Kyle Sinckler was just grateful to be back playing for England as coach Eddie Jones suggested he could be the world's best tighthead prop following Saturday's man-of-the-match display against Italy.
The Bristol Bears front rower made his first appearance of this year's Six Nations in the 41-18 victory at Twickenham, having missed the champions' opening loss at home to Scotland the week before through a suspension for swearing at a referee.
Sinckler, accepted responsibility for his actions when consulting 'Saviour World', a life-coaching programme for men.
"Obviously there was massive frustration at the time, but once I broke it down and was speaking to my mentor at Saviour World I had to take full responsibility for my actions," Sinckler said.
"The easiest thing I could have done is blame externally and look for excuses. But I hold my hands up, I understand where I went wrong.
"I came to the understanding of how much of an inspiration you are to the younger generation and how much they do look up to you. You just have to be very, very careful."

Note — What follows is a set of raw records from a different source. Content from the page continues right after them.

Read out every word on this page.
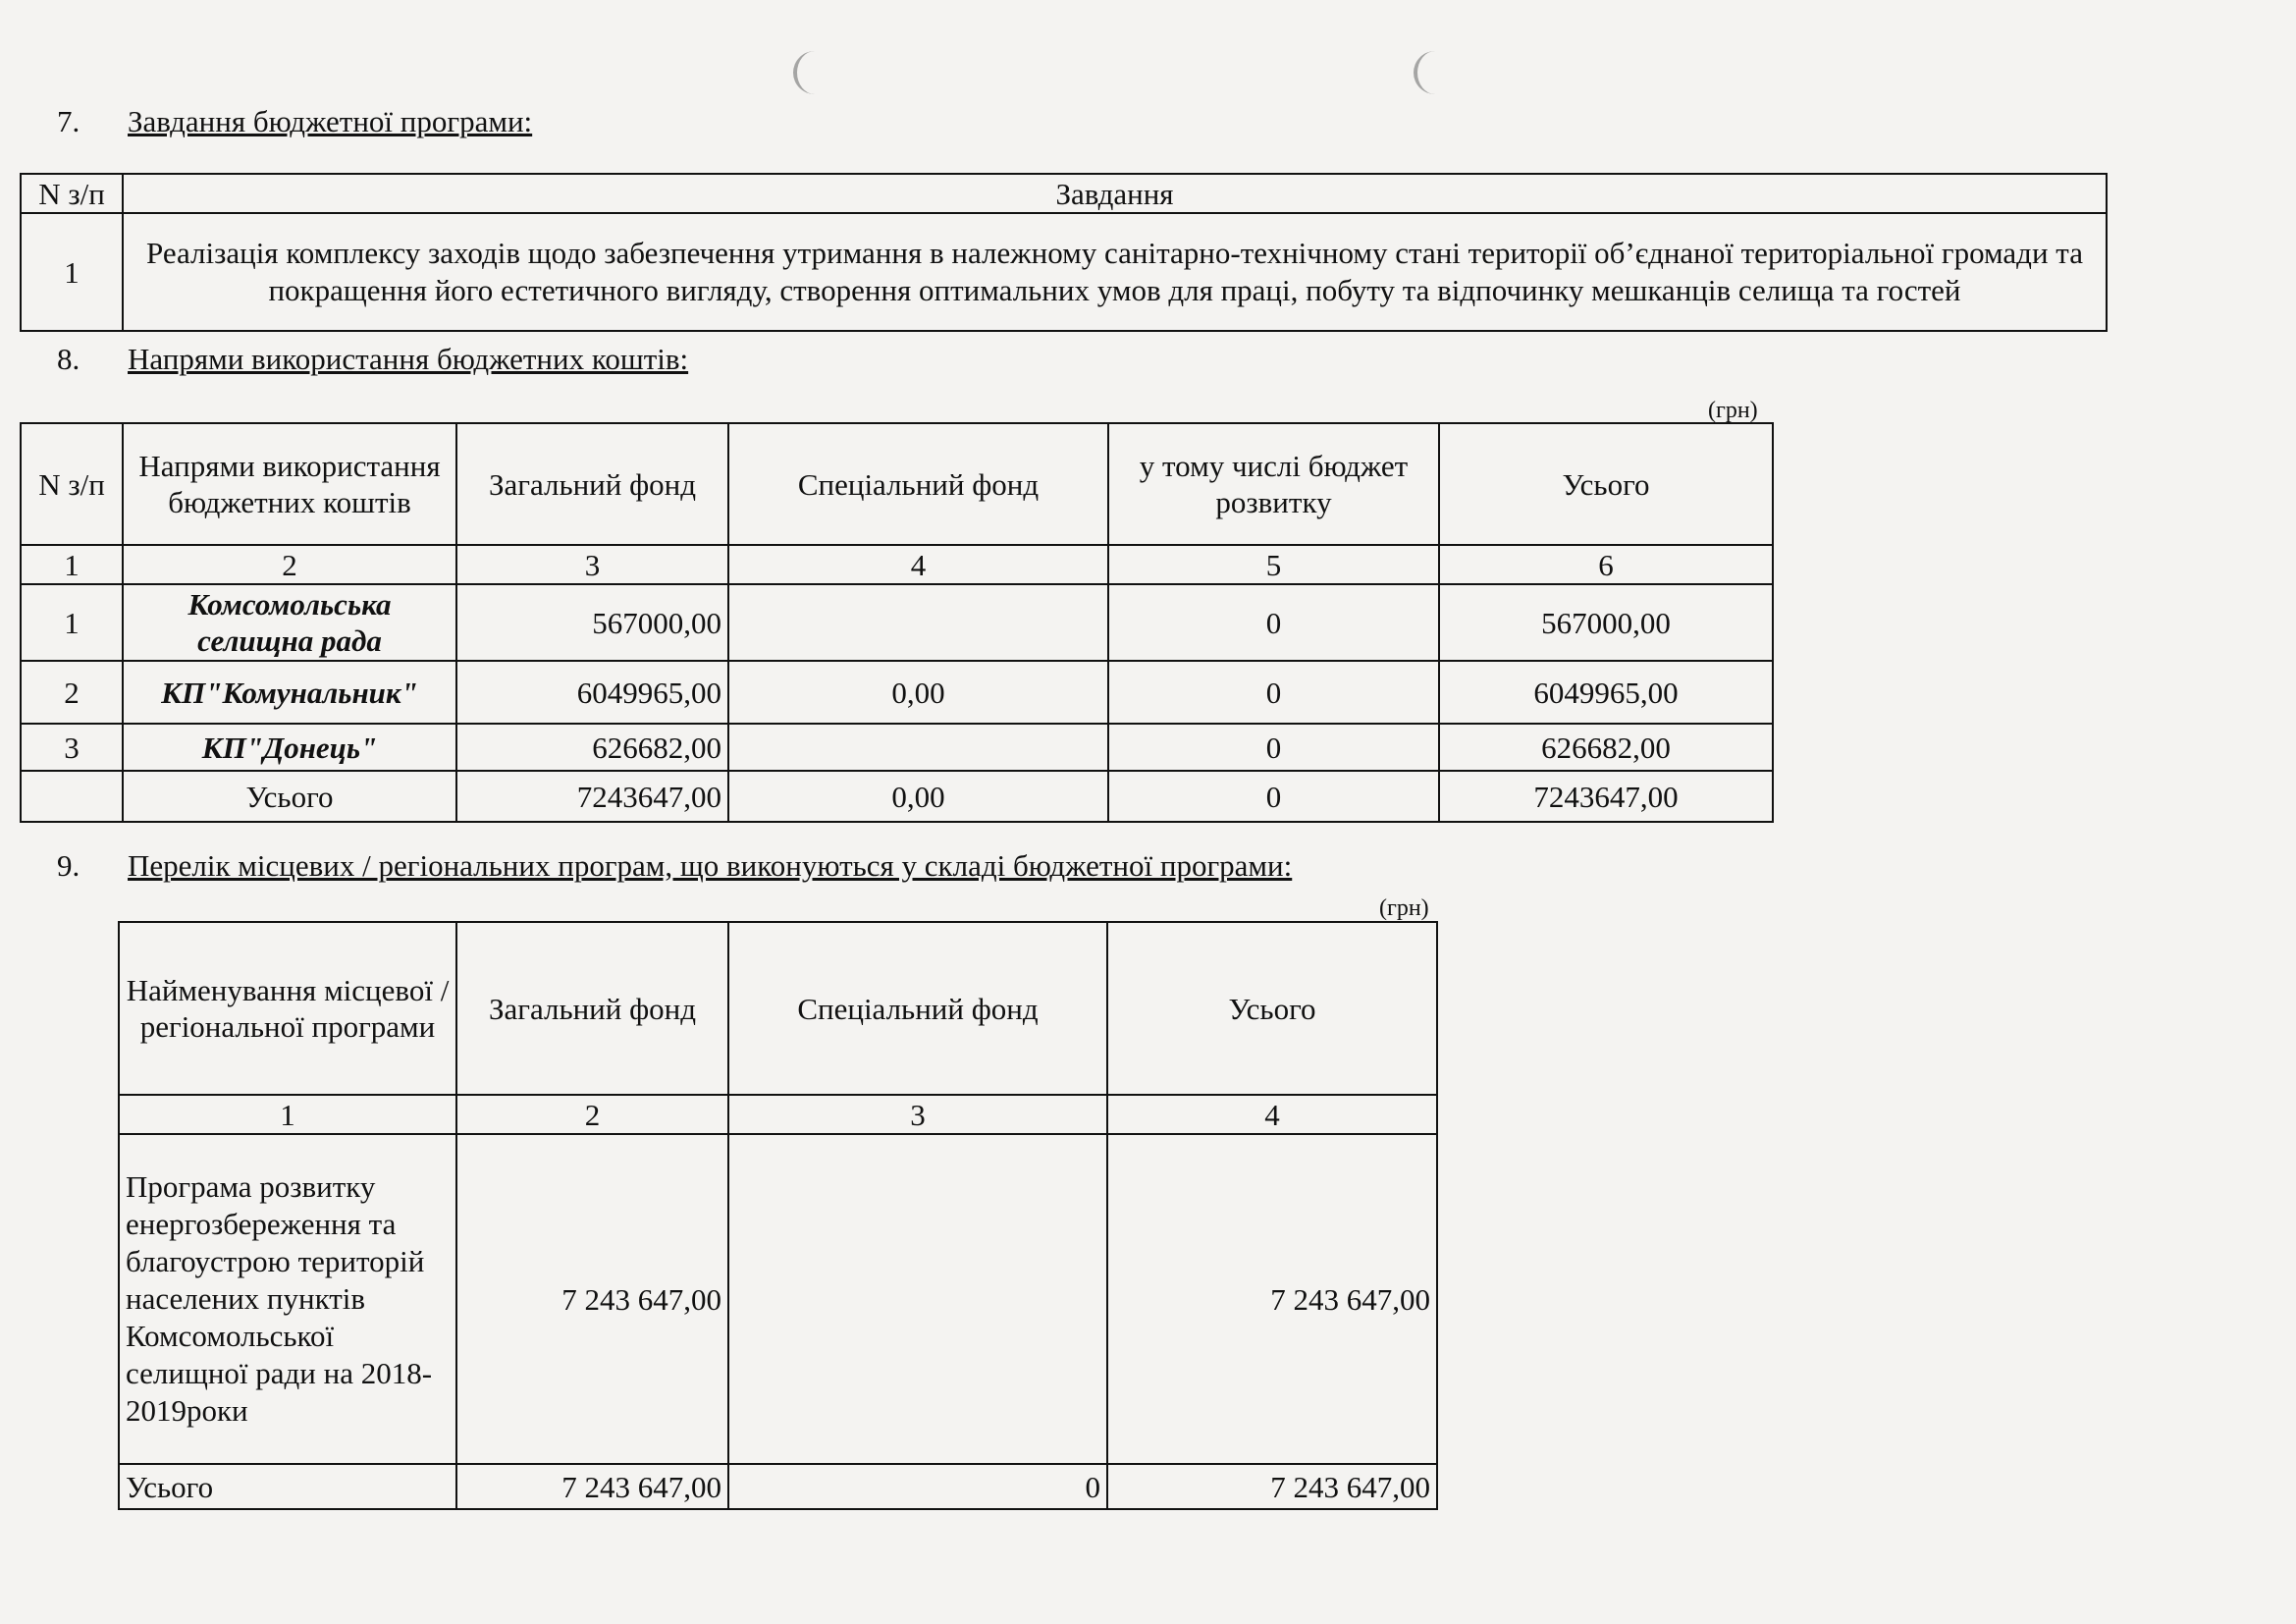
7. Завдання бюджетної програми:
N з/п	Завдання
1	Реалізація комплексу заходів щодо забезпечення утримання в належному санітарно-технічному стані території об’єднаної територіальної громади та покращення його естетичного вигляду, створення оптимальних умов для праці, побуту та відпочинку мешканців селища та гостей
8. Напрями використання бюджетних коштів:
(грн)
N з/п	Напрями використання бюджетних коштів	Загальний фонд	Спеціальний фонд	у тому числі бюджет розвитку	Усього
1	2	3	4	5	6
1	Комсомольська селищна рада	567000,00		0	567000,00
2	КП"Комунальник"	6049965,00	0,00	0	6049965,00
3	КП"Донець"	626682,00		0	626682,00
	Усього	7243647,00	0,00	0	7243647,00
9. Перелік місцевих / регіональних програм, що виконуються у складі бюджетної програми:
(грн)
Найменування місцевої / регіональної програми	Загальний фонд	Спеціальний фонд	Усього
1	2	3	4
Програма розвитку енергозбереження та благоустрою територій населених пунктів Комсомольської селищної ради на 2018-2019роки	7 243 647,00		7 243 647,00
Усього	7 243 647,00	0	7 243 647,00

The 27-year-old British and Irish Lions international added: "I just loved being out there against Italy. I truly love the game. Hopefully people saw how much it means to me just to play rugby.
"I still think I have a lot more growth. I'm nowhere near the player I want to be and there's a lot of hard work to be done."
England continue their Six Nations title defence away to Wales on February 27, with the fiery Sinckler having lost his temper in Cardiff two years ago following persistent provocation by the home side.
Sinckler, labelled an "emotional time-bomb" in the build-up to that match by then Wales coach Warren Gatland, said his actions had cost England a Grand Slam.
But Jones believes he is now maturing as a player, although he accepts Sinckler still has something of a raw edge about him.
"There always is a worry," said Jones. "He's still a jungle tiger and jungle tigers can always go.
"In the most he behaves like a zoo tiger but still with the fight of a jungle tiger, so we just have to keep managing that."
The veteran Australian coach added: "I just see him maturing massively as a rugby player. He was a hot-headed individual type with a lot of potential and now what we're seeing is a maturing, professional, committed player who is producing performances consistently.
"If you look at the way he played for us in the autumn and now the first game back in the Six Nations, he's going to be close to being the best tighthead in the world and that's his target, that's where we want him to get."